If the print dialog box does not automatically appear, open the file menu and choose Print.
Article published September 9, 2013
Fracking killed fish
Sam Hoszwa Butler Township
Fracking fluid is not as safe as the gas industry claims. A study conducted by the U.S. Geological Survey and the U.S. Fish and Wildlife Service found that a fracking fluid spill was responsible for significant fish deaths in a Kentucky stream. The spill occurred in Acorn Fork Creek in southern Kentucky. The stream was designated as an Outstanding State Resource Waters by the state. According to USGS scientist Diana Papoulias, “Our study is a precautionary tale of how entire populations could be put at risk even with small-scale fluid spills. This is especially the case if the species is threatened or is only found in limited areas, like the blackside dace is in the Cumberland.” The blackside dace is a small, colorful fish that is federally threatened and is an excellent indicator of the environmental health of a stream. Die-offs of other species, including the creek chub and green sunfish, also occurred.
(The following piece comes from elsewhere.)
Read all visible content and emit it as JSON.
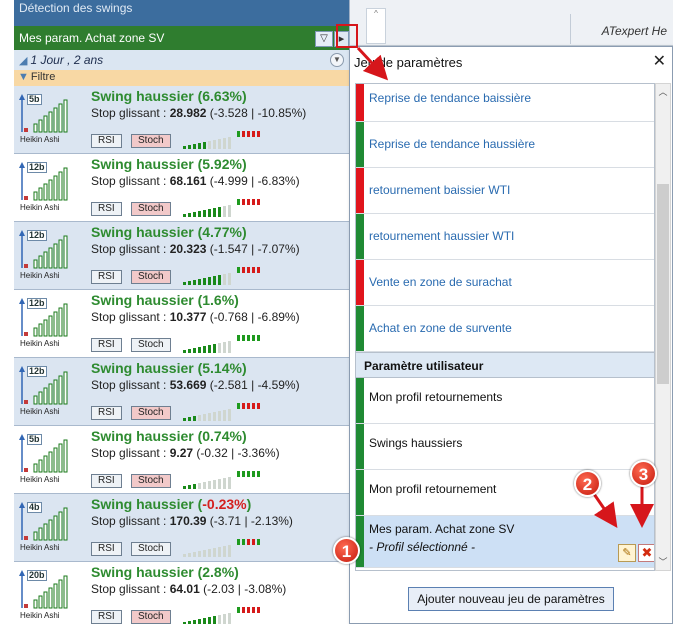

The study found surviving fish that had developed gill lesions as well as liver and spleen damage from the spill. After the fracking fluid entered the creek, the pH level dropped from 7.5 to 5.6. A lower pH means the water is more acidic. This is yet more proof that fracking is unsafe. While the gas industry may claim that their fracking fluid is completely harmless and composed of common chemicals, nothing could be further from the truth. If this is what happens to fish when this stuff gets in the water, one can only wonder what it will do to us.